Автобус затормозил у нужной остановки, Таня соскочила со ступенек и пошла по улице, загребая сапогами остатки пористого мокрого снега. Смешно, конечно, было даже и мечтать. В самом деле, какая из нее балерина? Те, наверное, и по улице ходят, вытянувшись в струнку и изящно переступая ногами, а не плетутся, как она, – сгорбившись и шаркая сапогами. Жалкая, нелепая, почти хромоногая, никому не нужная…

В квартире у деда, как и всегда, пахло сухими травами и табачным дымом. В комнате было полутемно, лишь на письменном столе лежал круг света от настольной лампы. Сам дед в клетчатой рубашке и темных домашних брюках сидел у стола с неизменной папиросой в зубах и разгадывал кроссворд в журнале.

– Приехала, чегравка? – обернулся он на звук хлопнувшей двери.

– Угу, – буркнула Таня.

Чегравкой дед звал ее с самого детства. Она тогда спрашивала еще:

– Деда, а что это такое – чегравка?

А тот отвечал:

– Птичка такая, у нас в деревне весной гнездилась. Беленькая, красивая, как ты. Крылья у нее еще такие… Вот сейчас я тебе нарисую, – он принимался водить карандашом по странице, но рука после давней контузии слушалась плохо, дрожала, и из-под карандаша выходили только какие-то изломанные штрихи, а дед ругался: – Эх, старый я сапог! Никуда не годный!

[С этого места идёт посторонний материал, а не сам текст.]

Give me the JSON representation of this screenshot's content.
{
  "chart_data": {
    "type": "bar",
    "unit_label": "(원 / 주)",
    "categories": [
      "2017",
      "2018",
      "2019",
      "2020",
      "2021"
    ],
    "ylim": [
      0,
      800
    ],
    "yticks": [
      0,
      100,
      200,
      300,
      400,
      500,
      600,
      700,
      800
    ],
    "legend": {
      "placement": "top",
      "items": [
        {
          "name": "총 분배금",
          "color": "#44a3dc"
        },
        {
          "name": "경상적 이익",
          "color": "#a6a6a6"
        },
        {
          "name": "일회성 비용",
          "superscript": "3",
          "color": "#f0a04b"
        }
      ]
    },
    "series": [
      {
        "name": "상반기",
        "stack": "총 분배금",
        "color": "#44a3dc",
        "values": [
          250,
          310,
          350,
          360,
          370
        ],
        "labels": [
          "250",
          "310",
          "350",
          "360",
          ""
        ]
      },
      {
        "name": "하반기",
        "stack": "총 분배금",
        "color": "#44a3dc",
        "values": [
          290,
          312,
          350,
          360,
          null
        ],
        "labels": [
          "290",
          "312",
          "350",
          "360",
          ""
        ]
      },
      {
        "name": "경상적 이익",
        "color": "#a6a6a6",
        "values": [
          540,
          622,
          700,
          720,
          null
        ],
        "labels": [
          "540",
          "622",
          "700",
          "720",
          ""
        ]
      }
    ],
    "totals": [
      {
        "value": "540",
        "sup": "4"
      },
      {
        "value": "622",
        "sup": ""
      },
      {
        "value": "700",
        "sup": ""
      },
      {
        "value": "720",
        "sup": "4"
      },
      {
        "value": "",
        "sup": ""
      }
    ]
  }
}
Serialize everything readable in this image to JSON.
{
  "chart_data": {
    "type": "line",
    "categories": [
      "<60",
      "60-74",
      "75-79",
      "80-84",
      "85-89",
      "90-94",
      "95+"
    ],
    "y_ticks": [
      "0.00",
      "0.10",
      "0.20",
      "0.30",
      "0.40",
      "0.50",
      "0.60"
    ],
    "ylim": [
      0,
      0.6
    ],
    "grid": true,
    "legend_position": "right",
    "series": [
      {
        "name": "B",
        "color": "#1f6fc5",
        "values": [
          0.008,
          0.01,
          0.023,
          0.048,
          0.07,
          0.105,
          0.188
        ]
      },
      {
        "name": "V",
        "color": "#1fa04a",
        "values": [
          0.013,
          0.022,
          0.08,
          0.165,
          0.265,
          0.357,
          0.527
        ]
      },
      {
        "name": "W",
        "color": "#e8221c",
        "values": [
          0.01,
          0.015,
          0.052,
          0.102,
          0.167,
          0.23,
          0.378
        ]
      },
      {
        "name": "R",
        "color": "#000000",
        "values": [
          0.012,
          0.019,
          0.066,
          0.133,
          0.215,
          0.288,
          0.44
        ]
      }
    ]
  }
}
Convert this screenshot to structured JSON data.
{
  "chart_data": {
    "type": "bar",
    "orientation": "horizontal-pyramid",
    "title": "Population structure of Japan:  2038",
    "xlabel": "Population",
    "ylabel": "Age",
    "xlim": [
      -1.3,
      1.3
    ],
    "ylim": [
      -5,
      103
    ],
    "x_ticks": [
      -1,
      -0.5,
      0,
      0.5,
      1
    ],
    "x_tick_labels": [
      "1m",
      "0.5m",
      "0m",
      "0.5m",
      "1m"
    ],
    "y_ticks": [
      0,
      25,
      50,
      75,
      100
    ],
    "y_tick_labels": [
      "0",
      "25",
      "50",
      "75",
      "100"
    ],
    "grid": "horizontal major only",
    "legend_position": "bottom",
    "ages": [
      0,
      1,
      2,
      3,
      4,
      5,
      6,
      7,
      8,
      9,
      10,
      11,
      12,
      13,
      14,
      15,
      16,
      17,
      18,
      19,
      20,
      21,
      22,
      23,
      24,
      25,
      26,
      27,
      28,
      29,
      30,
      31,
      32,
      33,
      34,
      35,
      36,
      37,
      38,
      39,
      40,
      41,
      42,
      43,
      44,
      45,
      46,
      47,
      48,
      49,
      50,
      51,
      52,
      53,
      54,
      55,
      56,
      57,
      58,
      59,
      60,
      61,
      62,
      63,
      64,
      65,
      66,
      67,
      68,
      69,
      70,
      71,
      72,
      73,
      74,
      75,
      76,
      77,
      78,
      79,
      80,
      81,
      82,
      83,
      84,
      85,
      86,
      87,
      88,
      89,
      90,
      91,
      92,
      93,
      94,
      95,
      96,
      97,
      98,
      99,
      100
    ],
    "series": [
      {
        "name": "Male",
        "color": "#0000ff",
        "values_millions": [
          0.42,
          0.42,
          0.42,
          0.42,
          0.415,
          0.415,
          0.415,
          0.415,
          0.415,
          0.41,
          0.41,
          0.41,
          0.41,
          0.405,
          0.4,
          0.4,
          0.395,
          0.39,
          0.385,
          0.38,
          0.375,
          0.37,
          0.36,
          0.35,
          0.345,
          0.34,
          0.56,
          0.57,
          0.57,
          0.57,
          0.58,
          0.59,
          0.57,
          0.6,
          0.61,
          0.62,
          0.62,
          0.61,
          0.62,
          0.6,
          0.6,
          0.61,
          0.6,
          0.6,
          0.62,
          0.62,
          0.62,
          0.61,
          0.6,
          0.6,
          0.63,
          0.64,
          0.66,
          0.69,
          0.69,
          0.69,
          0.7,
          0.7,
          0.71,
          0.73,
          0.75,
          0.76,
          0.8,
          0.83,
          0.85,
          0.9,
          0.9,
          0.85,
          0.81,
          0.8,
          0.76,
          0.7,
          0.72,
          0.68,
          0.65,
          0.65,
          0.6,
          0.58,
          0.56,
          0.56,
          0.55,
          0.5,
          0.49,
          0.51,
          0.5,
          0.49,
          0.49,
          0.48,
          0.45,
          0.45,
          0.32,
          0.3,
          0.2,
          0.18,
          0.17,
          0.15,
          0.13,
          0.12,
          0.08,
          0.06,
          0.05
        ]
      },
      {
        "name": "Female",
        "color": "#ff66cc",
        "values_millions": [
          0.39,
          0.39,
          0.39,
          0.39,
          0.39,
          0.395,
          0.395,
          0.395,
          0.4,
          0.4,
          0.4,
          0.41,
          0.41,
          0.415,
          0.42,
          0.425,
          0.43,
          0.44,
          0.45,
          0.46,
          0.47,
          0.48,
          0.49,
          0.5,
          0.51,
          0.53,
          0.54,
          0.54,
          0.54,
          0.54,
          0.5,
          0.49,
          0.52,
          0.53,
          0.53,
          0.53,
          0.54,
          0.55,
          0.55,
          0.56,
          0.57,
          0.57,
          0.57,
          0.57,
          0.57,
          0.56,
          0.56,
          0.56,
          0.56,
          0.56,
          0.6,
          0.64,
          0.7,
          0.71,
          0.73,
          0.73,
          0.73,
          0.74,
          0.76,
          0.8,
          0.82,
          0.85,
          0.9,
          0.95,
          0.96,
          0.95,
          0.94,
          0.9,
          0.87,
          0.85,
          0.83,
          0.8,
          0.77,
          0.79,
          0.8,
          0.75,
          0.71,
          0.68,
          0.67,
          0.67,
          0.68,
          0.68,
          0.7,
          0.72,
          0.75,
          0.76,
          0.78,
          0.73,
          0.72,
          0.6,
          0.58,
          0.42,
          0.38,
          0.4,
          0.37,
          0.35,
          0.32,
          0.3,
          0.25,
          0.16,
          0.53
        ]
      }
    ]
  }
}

Таня подошла к столу, присела рядом с дедом и по детской привычке боднула его лбом в плечо. Тот коротко огладил ее рукой по голове, пожевал нижнюю губу и сказал, глядя в кроссворд:

– А вот ты сейчас мне подскажешь… Балетная постановка на музыку Минкуса. Не знаешь, нет? Ты же у нас разбираешься…

– «Баядерка», – пробормотала Таня.

И вдруг всхлипнула, охнула, прикусила губу, борясь с подступающими к глазам слезами.

– Ты чего, Танюша? – всполошился дед. – Милый ты мой, что случилось?

Он обнял Таню за вздрагивающие плечи, а та вжалась лицом в его пропахшую табаком рубашку. Даже не заплакала, а как-то по-детски заревела – горько, обиженно, навзрыд. Пыталась лепетать что-то:

– У нас в студии… Хореограф… Не гожусь для сцены…

Непонятно было, разобрал ли дед что-то из ее всхлипываний или домыслил сам, но вопросов он больше не задавал. Просто гладил Таню по голове и тихонько приговаривал:

– Ну-ну, чегравка, тише. Тише, все хорошо.

– Ничего не хорошо, – упрямо замотала головой Таня. – Зачем, зачем вы меня выхаживали, массажистку приглашали? Зачем ты меня травками своими лечил? Лучше бы я совсем хромая была, хоть бы не лезла куда не надо.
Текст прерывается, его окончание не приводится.